The Climate Damages Grand Bargain is a three-part economic mechanism for funding climate adaptation in low- and middle-income countries without relying on voluntary aid pledges. It begins by quantifying the moral debt: every ton of carbon emitted by rich countries causes deaths abroad, and using a benchmark Value of a Statistical Life (Mexico's $2M figure), the OECD's annual emissions inflict roughly $1.7 trillion of damages on poor countries each year. Once the harm is priced, the framework rejects the COP-style negotiation cycle of 'buzzwords and hairy schemes' and instead targets two existing, politically feasible revenue sources: a ~3% annual wealth tax on the 3,000 richest individuals (≈$400B) and lifting the global minimum corporate tax from 15% to 21% (≈$300B). Critically, the design exploits the 2021 OECD multilateral tax treaty's enforcement architecture: participating countries can tax non-participants' companies on local sales, so unanimous agreement is not required. The third leg solves the deployment problem. Rather than routing money through international institutions or recipient governments — both of which erode trust — funds are sent directly to citizens via mobile-money rails, validated by 100+ RCTs showing cash transfers raise consumption, smooth drought/flood shocks, and finance productive assets like solar panels. In exchange for entitlement to damages, recipient countries commit to forceful climate action, including carbon pricing. The bargain converts climate finance from charity into a rights-based, enforceable, and trust-rebuilding system.
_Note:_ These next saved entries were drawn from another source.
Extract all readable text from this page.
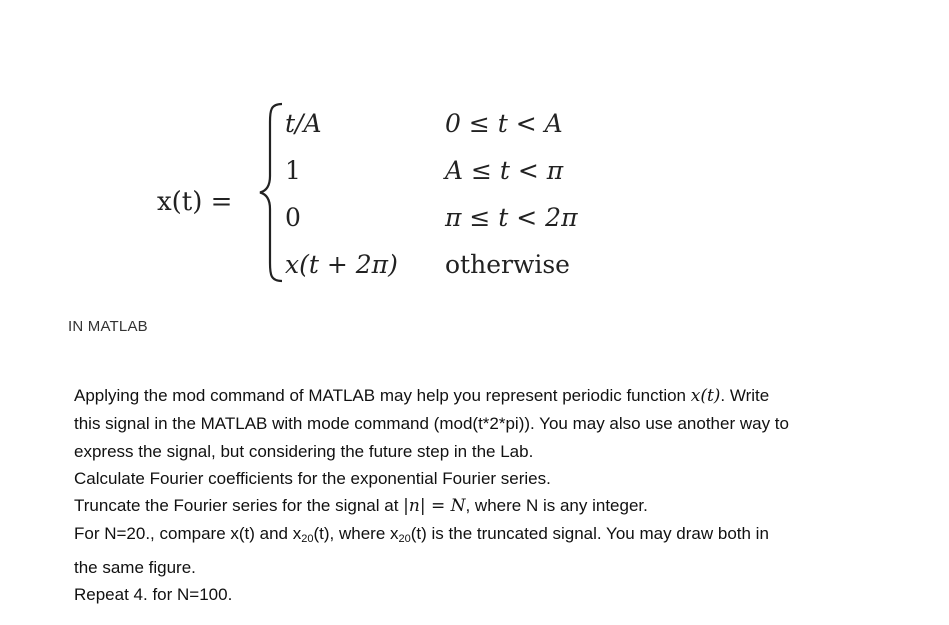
x(t) =
t/A	0 ≤ t < A
1	A ≤ t < π
0	π ≤ t < 2π
x(t + 2π) otherwise
IN MATLAB
Applying the mod command of MATLAB may help you represent periodic function x(t). Write
this signal in the MATLAB with mode command (mod(t*2*pi)). You may also use another way to
express the signal, but considering the future step in the Lab.
Calculate Fourier coefficients for the exponential Fourier series.
Truncate the Fourier series for the signal at |n| = N, where N is any integer.
For N=20., compare x(t) and $x_{20}(t)$, where $x_{20}(t)$ is the truncated signal. You may draw both in
the same figure.
Repeat 4. for N=100.
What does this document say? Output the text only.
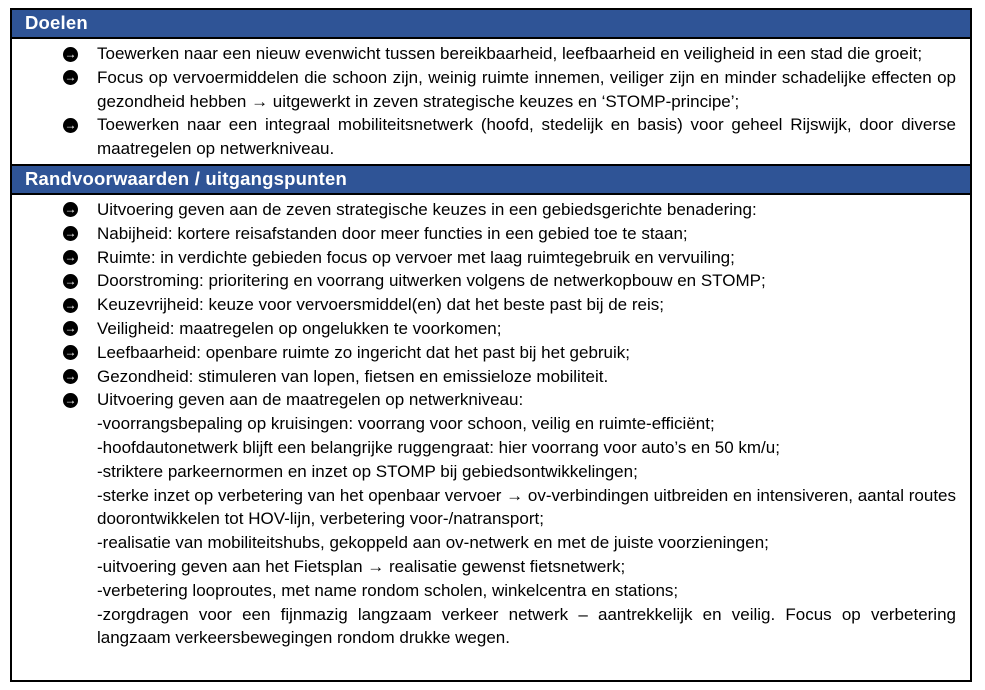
Doelen
→ Toewerken naar een nieuw evenwicht tussen bereikbaarheid, leefbaarheid en veiligheid in een stad die groeit;
→ Focus op vervoermiddelen die schoon zijn, weinig ruimte innemen, veiliger zijn en minder schadelijke effecten op gezondheid hebben → uitgewerkt in zeven strategische keuzes en ‘STOMP-principe’;
→ Toewerken naar een integraal mobiliteitsnetwerk (hoofd, stedelijk en basis) voor geheel Rijswijk, door diverse maatregelen op netwerkniveau.
Randvoorwaarden / uitgangspunten
→ Uitvoering geven aan de zeven strategische keuzes in een gebiedsgerichte benadering:
→ Nabijheid: kortere reisafstanden door meer functies in een gebied toe te staan;
→ Ruimte: in verdichte gebieden focus op vervoer met laag ruimtegebruik en vervuiling;
→ Doorstroming: prioritering en voorrang uitwerken volgens de netwerkopbouw en STOMP;
→ Keuzevrijheid: keuze voor vervoersmiddel(en) dat het beste past bij de reis;
→ Veiligheid: maatregelen op ongelukken te voorkomen;
→ Leefbaarheid: openbare ruimte zo ingericht dat het past bij het gebruik;
→ Gezondheid: stimuleren van lopen, fietsen en emissieloze mobiliteit.
→ Uitvoering geven aan de maatregelen op netwerkniveau:
-voorrangsbepaling op kruisingen: voorrang voor schoon, veilig en ruimte-efficiënt;
-hoofdautonetwerk blijft een belangrijke ruggengraat: hier voorrang voor auto’s en 50 km/u;
-striktere parkeernormen en inzet op STOMP bij gebiedsontwikkelingen;
-sterke inzet op verbetering van het openbaar vervoer → ov-verbindingen uitbreiden en intensiveren, aantal routes doorontwikkelen tot HOV-lijn, verbetering voor-/natransport;
-realisatie van mobiliteitshubs, gekoppeld aan ov-netwerk en met de juiste voorzieningen;
-uitvoering geven aan het Fietsplan → realisatie gewenst fietsnetwerk;
-verbetering looproutes, met name rondom scholen, winkelcentra en stations;
-zorgdragen voor een fijnmazig langzaam verkeer netwerk – aantrekkelijk en veilig. Focus op verbetering langzaam verkeersbewegingen rondom drukke wegen.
- Price the harm in dollars: use a Value of a Statistical Life to convert climate deaths into a quantified, negotiable damages figure that anchors every other decision.
- Take the money where it is: the richest individuals and multinationals pay proportionately less tax than ordinary workers, so closing that gap funds the bill without 'new' money.
- Design for non-unanimity: copy the OECD minimum-tax mechanism so participating countries can tax holdouts' sales and revenues, removing the unanimous-consent veto.
- Bypass institutional capture: route funds directly to citizens via mobile-money infrastructure rather than through international agencies or recipient governments.
- Make it conditional and reciprocal: damages flow as a right, but recipient countries commit to forceful climate action, turning redistribution into a mitigation lever.
Developed by Nobel laureate economist Esther Duflo, building on her work with the Abdul Latif Jameel Poverty Action Lab (J-PAL) and decades of randomized controlled trials on cash transfers in low-income countries. Presented at TED in Africa, the framework synthesizes climate-damage valuation methods, the 2021 OECD/G20 global minimum corporate tax precedent, and Brazil's 2024 G20 push for billionaire taxation, arguing that the technical and political infrastructure already exists.